Cosmic Love and The Alchemy of Chance



Cosmic Love

I took the stars from my eyes, and then I made a map
And knew that somehow I could find my way back
Then I heard your heart beating, you were in the darkness too
So I stayed in the darkness with you**


My daughter and my husband are very keen on a song called Cosmic Love, by Florence and the Machine. It’s on both their ipods so I hear it in the kitchen while my husband is cooking, and in the car. In the song the narrator has been blinded by a star falling from an un-named someone’s heart, and left in the dark, so he or she makes a map, all of which reminds me, on more than one level, of The Alchemy of Chance. Aurelie, who is actually blind, meets Dafydd, who is symbolically blind, at least where love is concerned. You might think I’d be comparing Aurelie to the narrator of Cosmic Love, but Dafydd is a closer match. When he meets Aurelie he’s immediately struck by her and the book is much more about his long journey, sharing her darkness, than it is about any issues she has with finding her way around. She was once a mapmaker but blindness has reduced her, bizarrely enough, to the position of navigator, and it’s Dafyyd who makes the literal maps of their journey.

... she needed the whole picture, and preferably one with a frame. She needed relief and spatial accuracy, signs and symbols that spoke to her of landscapes natural and man-made, rivers hills and towns, the odd church and burial mound, the relationship of one place to another, accurate to the kilometre… well maybe ten, at this scale…
“You understand, don’t you?”
“Of course.”
“You’ll need another Michelin, a piece of board, some fuse-wires, drawing pins…”
“I’ll make you a map, OK.”


Early in the book Aurelie’s father, Didier sticks pins into a map of the London Underground, so she can visualise the route through it, and then makes her a map of sorts, of the stars - a book of blank astrological charts with each segment lined with fuse wire. “Some jewellery-maker friends fashioned a brooch for each of the star signs. He made a tactile protractor himself. A small toolbox housed more lengths of fuse wire, locating-pins and lumps of plasticine to help keep the delicate operations stable.” All of this made it possible for Aurelie to find her way amongst the stars, and to do astrological readings. But Didier too is caught in the darkness, in “a sombre dusk” that “fell on his soul” after the death of his wife and Aurelie’s loss of sight.
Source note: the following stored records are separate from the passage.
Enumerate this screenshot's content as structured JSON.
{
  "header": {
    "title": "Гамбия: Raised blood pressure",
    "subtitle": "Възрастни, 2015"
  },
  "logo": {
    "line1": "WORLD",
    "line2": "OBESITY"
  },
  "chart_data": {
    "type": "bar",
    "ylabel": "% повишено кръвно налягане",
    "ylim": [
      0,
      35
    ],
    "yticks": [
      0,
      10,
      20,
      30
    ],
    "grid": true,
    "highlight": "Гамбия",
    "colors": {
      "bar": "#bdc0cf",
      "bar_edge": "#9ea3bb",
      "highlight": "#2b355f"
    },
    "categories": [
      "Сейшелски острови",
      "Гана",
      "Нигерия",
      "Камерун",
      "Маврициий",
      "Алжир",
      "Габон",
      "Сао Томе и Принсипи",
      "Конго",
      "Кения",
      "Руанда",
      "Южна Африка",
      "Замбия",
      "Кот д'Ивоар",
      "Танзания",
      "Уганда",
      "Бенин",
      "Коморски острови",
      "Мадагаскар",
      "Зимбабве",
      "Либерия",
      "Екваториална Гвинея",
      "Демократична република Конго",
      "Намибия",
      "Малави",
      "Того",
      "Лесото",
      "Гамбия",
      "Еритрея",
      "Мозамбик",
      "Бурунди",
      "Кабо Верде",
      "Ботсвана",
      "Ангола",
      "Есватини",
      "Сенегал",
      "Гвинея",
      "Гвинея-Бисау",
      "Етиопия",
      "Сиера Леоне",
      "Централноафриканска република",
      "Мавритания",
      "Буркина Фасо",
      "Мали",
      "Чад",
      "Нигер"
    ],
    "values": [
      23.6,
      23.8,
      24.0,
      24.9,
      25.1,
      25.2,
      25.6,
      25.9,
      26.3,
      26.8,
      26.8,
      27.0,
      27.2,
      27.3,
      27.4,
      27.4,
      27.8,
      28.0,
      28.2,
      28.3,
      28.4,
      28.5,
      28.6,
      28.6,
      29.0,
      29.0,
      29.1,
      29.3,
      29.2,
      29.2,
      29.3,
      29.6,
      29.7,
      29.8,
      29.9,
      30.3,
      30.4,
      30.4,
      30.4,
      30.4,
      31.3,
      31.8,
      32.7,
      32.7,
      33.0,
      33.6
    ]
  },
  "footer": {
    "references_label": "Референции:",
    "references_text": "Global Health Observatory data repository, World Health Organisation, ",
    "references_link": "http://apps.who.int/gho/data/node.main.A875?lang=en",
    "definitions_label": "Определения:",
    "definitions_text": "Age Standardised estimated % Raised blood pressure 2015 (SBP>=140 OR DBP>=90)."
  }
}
His eye was taken by a box of pins, the kind with multi-coloured plastic heads like little chess pieces, and he suddenly saw them, these commonplace trivia, in a different light. He bought a few boxes and, while Aurélie was out, dashed up to her old apartment for the London Undergound Map they’d left behind. He re-mounted it on corkboard, hung it in the hallway and stuck a pin in every station. On her return, he took her arm and led the middle finger of her left hand to the Western edge.
“I’ve brought your map back. Here.”
She boarded at Uxbridge on the Metropolitan Line, appearing perplexed at first. But she soon got the hang of it. She headed for Hillingdon. Bump… Ickenham. Ruislip. Bump… Bump… “Faster!” Bump. Bump. Bump. Bump. By the time she hit the Circle Line, she was whizzing along. She went all the way round and then again. Bump. Bump. Bump. Bump. Clackety-clack. Clackety-clack… Then she shot off up the Central Line... Clackety-clack. Clackety-clack… and alighted at Epping.


The plot of The Alchemy of Chance is structured around Aurelie’s and Dafydd’s search for Dafydd’s brother, Sean, who has been out of touch for years, and the search itself follows a cryptic set of directions Sean wrote on the backs of a few postcards. More maps, of sorts. Sean is another man wandering in darkness. When Aurelie reads his star charts she discovers he’s prone to “moments of darkness, where he is best left alone,” but those moments seem to have spread to cover too much territory.

So The Alchemy of Chance is a book about, among other things, the literally blind attempting to lead the figuratively blind out of the darkness, and one of the questions it raises is whether this is a possibility. Florence’s narrator, when he discovers that the mysterious someone who blinded him is also trapped in darkness, decides to stay there and keep her company. That’s one option.